Faced with needs, the idea is that people do not make marginal decisions across every item but rather make choices only within categories. There is a hierarchy of needs, and only when the essential ones are obtained, then the next category can be bought. Therefore, substitution of goods only happens within categories and not between them.
For the environment, people that think that climate change is a compelling moral issue then discussing the price is bizarre and inappropriate. It is a moral need and comes in a very important category. For people who have consumption desires they find more pressing such as housing, clothing and food, then the morality of climate change is in a lower category and so not highly valued. This helps explain the observation that when asked how much they value the environment people’s answers tend to be extremely high numbers or extremely low ones. There is no smooth substitution along an indifference curve. It also explains why people express that they care enormously about the environment when the economy is doing well and it is not mentioned during a recession.
This sort of heterodox critique of neoclassical marginalism is compelling, but the next step of suggesting a policy is lacking.
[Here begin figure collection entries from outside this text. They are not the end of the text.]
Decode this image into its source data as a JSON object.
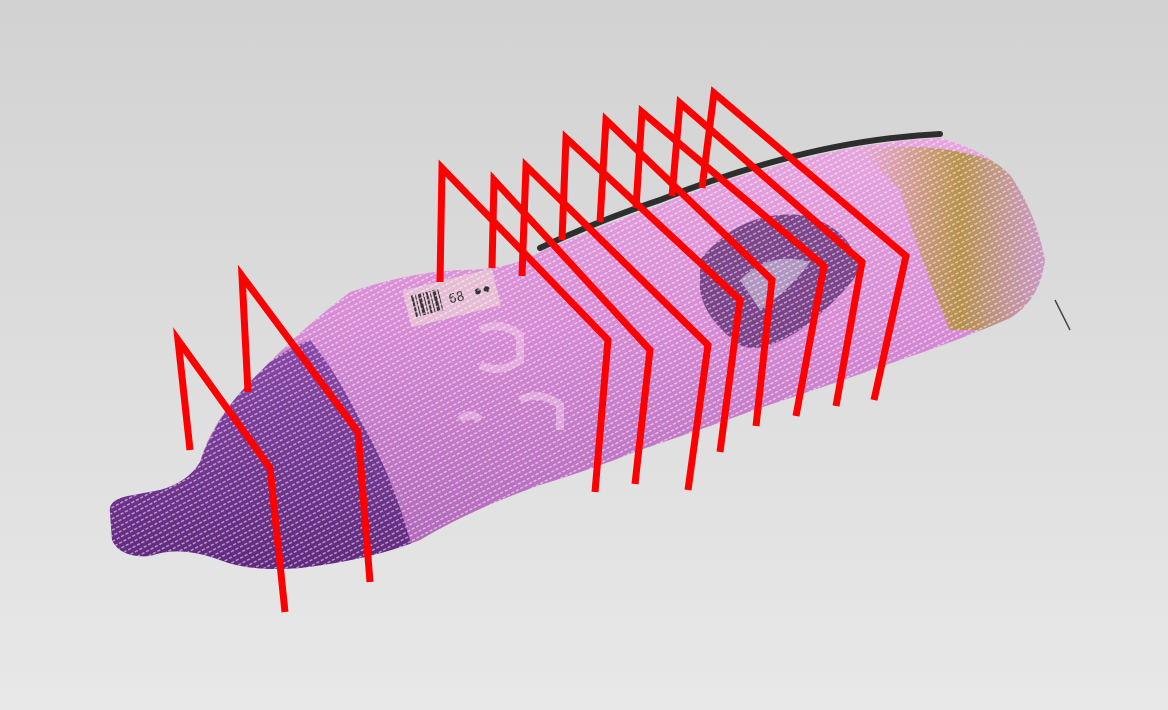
{
  "scene": {
    "label": {
      "barcode_text": "68"
    },
    "grasp_markers": {
      "count": 10
    },
    "colors": {
      "background_top": "#d2d2d2",
      "background_bottom": "#e8e8e8",
      "bottle_body": "#c878c8",
      "bottle_cap": "#6a2a8a",
      "bottle_band": "#6b2d8f",
      "bottle_tail": "#9a8a30",
      "logo_mark": "#5a2a6a",
      "label_sticker": "#e8c0d0",
      "marker": "#ff0000",
      "shadow": "#111111"
    }
  }
}
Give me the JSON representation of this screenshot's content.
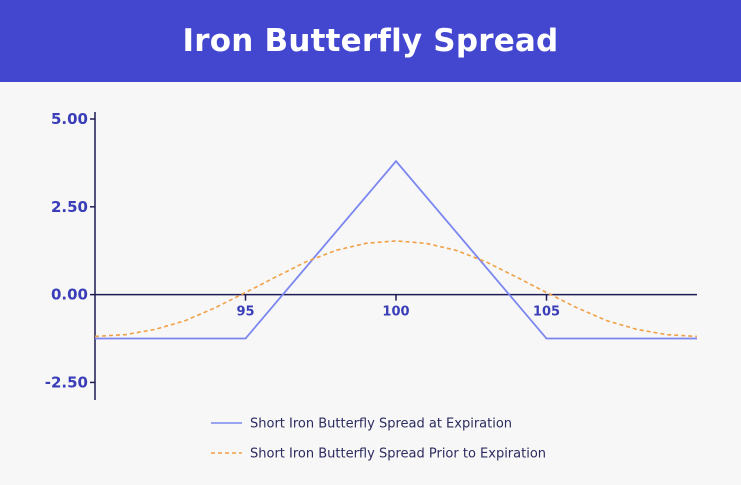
{
  "header": {
    "title": "Iron Butterfly Spread"
  },
  "colors": {
    "header_bg": "#4346cf",
    "axis": "#1c1b55",
    "tick_label": "#3a3db8",
    "expiration_line": "#7b86f0",
    "prior_line": "#f0a045",
    "legend_text": "#2b2b5e"
  },
  "chart_data": {
    "type": "line",
    "title": "Iron Butterfly Spread",
    "xlabel": "",
    "ylabel": "",
    "xlim": [
      90,
      110
    ],
    "ylim": [
      -3,
      5
    ],
    "yticks": [
      5.0,
      2.5,
      0.0,
      -2.5
    ],
    "ytick_labels": [
      "5.00",
      "2.50",
      "0.00",
      "-2.50"
    ],
    "xticks": [
      95,
      100,
      105
    ],
    "xtick_labels": [
      "95",
      "100",
      "105"
    ],
    "grid": false,
    "legend_position": "bottom",
    "series": [
      {
        "name": "Short Iron Butterfly Spread at Expiration",
        "style": "solid",
        "x": [
          90,
          95,
          100,
          105,
          110
        ],
        "y": [
          -1.25,
          -1.25,
          3.8,
          -1.25,
          -1.25
        ]
      },
      {
        "name": "Short Iron Butterfly Spread Prior to Expiration",
        "style": "dashed",
        "x": [
          90,
          91,
          92,
          93,
          94,
          95,
          96,
          97,
          98,
          99,
          100,
          101,
          102,
          103,
          104,
          105,
          106,
          107,
          108,
          109,
          110
        ],
        "y": [
          -1.19,
          -1.14,
          -0.99,
          -0.74,
          -0.37,
          0.06,
          0.5,
          0.93,
          1.26,
          1.46,
          1.53,
          1.46,
          1.26,
          0.93,
          0.5,
          0.06,
          -0.37,
          -0.74,
          -0.99,
          -1.14,
          -1.19
        ]
      }
    ]
  }
}
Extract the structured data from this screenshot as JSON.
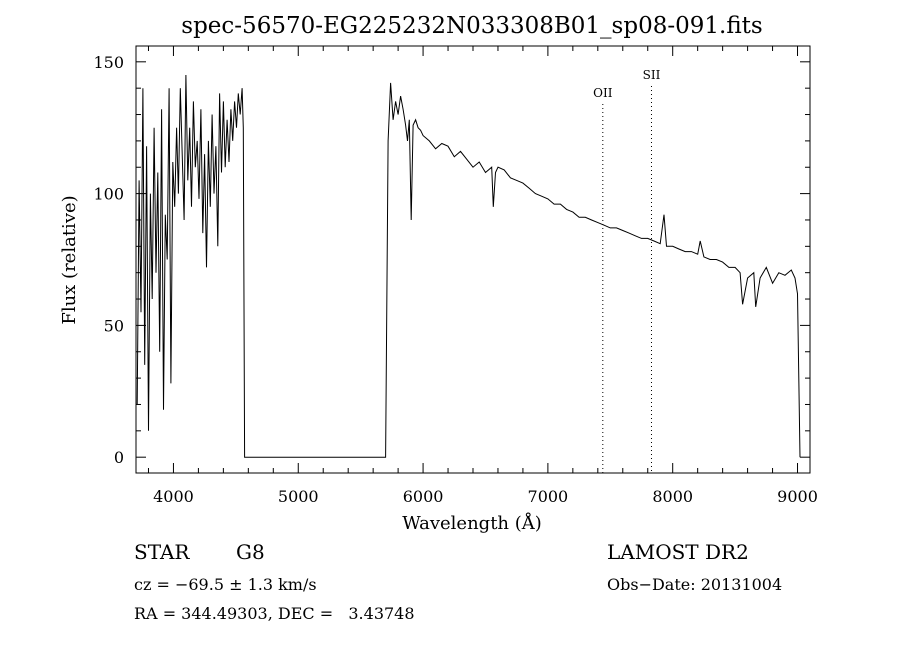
{
  "chart_data": {
    "type": "line",
    "title": "spec-56570-EG225232N033308B01_sp08-091.fits",
    "xlabel": "Wavelength (Å)",
    "ylabel": "Flux (relative)",
    "xlim": [
      3700,
      9100
    ],
    "ylim": [
      -6,
      156
    ],
    "x_ticks": [
      4000,
      5000,
      6000,
      7000,
      8000,
      9000
    ],
    "y_ticks": [
      0,
      50,
      100,
      150
    ],
    "grid": false,
    "series": [
      {
        "x": [
          3710,
          3725,
          3740,
          3755,
          3770,
          3785,
          3800,
          3815,
          3830,
          3845,
          3860,
          3875,
          3890,
          3905,
          3920,
          3935,
          3950,
          3965,
          3980,
          3995,
          4010,
          4025,
          4040,
          4055,
          4070,
          4085,
          4100,
          4115,
          4130,
          4145,
          4160,
          4175,
          4190,
          4205,
          4220,
          4235,
          4250,
          4265,
          4280,
          4295,
          4310,
          4325,
          4340,
          4355,
          4370,
          4385,
          4400,
          4415,
          4430,
          4445,
          4460,
          4475,
          4490,
          4505,
          4520,
          4535,
          4550,
          4560,
          4570,
          5700,
          5720,
          5740,
          5760,
          5780,
          5800,
          5820,
          5840,
          5860,
          5875,
          5890,
          5905,
          5920,
          5940,
          5960,
          5980,
          6000,
          6050,
          6100,
          6150,
          6200,
          6250,
          6300,
          6350,
          6400,
          6450,
          6500,
          6550,
          6563,
          6580,
          6600,
          6650,
          6700,
          6750,
          6800,
          6850,
          6900,
          6950,
          7000,
          7050,
          7100,
          7150,
          7200,
          7250,
          7300,
          7350,
          7400,
          7450,
          7500,
          7550,
          7600,
          7650,
          7700,
          7750,
          7800,
          7850,
          7900,
          7930,
          7950,
          8000,
          8050,
          8100,
          8150,
          8200,
          8220,
          8250,
          8300,
          8350,
          8400,
          8450,
          8500,
          8540,
          8560,
          8600,
          8650,
          8665,
          8700,
          8750,
          8800,
          8850,
          8900,
          8950,
          8980,
          9000,
          9010,
          9020
        ],
        "y": [
          20,
          105,
          55,
          140,
          35,
          118,
          10,
          100,
          60,
          125,
          70,
          108,
          40,
          132,
          18,
          92,
          75,
          140,
          28,
          112,
          95,
          125,
          100,
          140,
          115,
          90,
          145,
          105,
          125,
          95,
          135,
          110,
          120,
          98,
          132,
          85,
          115,
          72,
          120,
          95,
          130,
          100,
          118,
          80,
          138,
          108,
          135,
          110,
          128,
          112,
          132,
          120,
          135,
          125,
          138,
          130,
          140,
          125,
          0,
          0,
          120,
          142,
          128,
          135,
          130,
          137,
          132,
          126,
          120,
          128,
          90,
          126,
          128,
          125,
          124,
          122,
          120,
          117,
          119,
          118,
          114,
          116,
          113,
          110,
          112,
          108,
          110,
          95,
          108,
          110,
          109,
          106,
          105,
          104,
          102,
          100,
          99,
          98,
          96,
          96,
          94,
          93,
          91,
          91,
          90,
          89,
          88,
          87,
          87,
          86,
          85,
          84,
          83,
          83,
          82,
          81,
          92,
          80,
          80,
          79,
          78,
          78,
          77,
          82,
          76,
          75,
          75,
          74,
          72,
          72,
          70,
          58,
          68,
          70,
          57,
          68,
          72,
          66,
          70,
          69,
          71,
          68,
          62,
          30,
          0
        ]
      }
    ],
    "annotations": [
      {
        "label": "OII",
        "x": 7440
      },
      {
        "label": "SII",
        "x": 7830
      }
    ]
  },
  "info": {
    "object_class": "STAR",
    "subclass": "G8",
    "survey": "LAMOST DR2",
    "velocity": "cz = −69.5 ± 1.3 km/s",
    "obs_date": "Obs−Date: 20131004",
    "coords": "RA = 344.49303, DEC =   3.43748"
  }
}
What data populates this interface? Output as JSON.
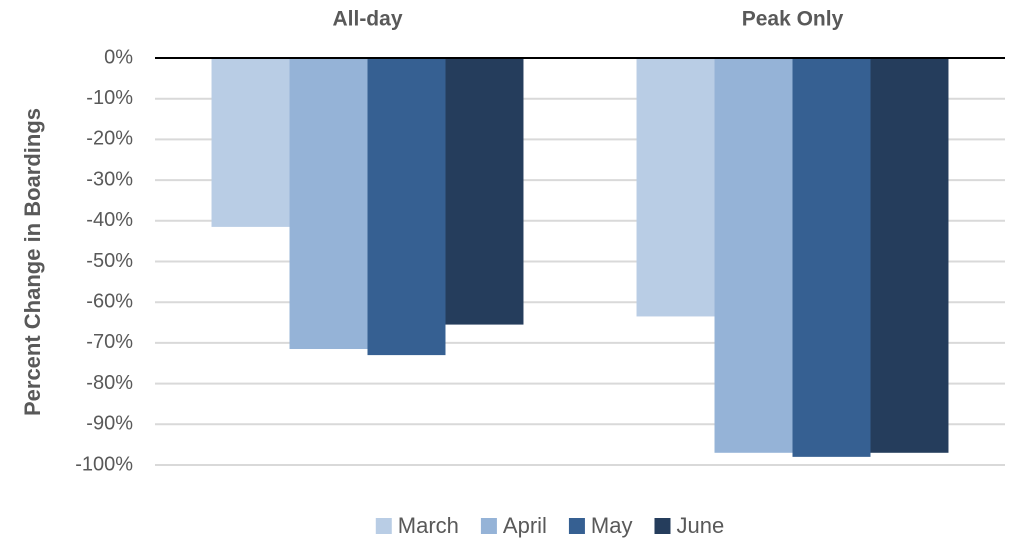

Lavoie says that “post-Keynesians have never really developed their views on consumer choice in any systematic way” and only have “insights”.
I am left thinking that at pure moral non-market approach to dealing with Climate Change is not effective. A lexicographic approach gives a useful description that fits observed behaviour but does not give me any useful approaches to designing policy. So, I return to welfare economics and thinking in terms of cost-benefit analysis and externalities.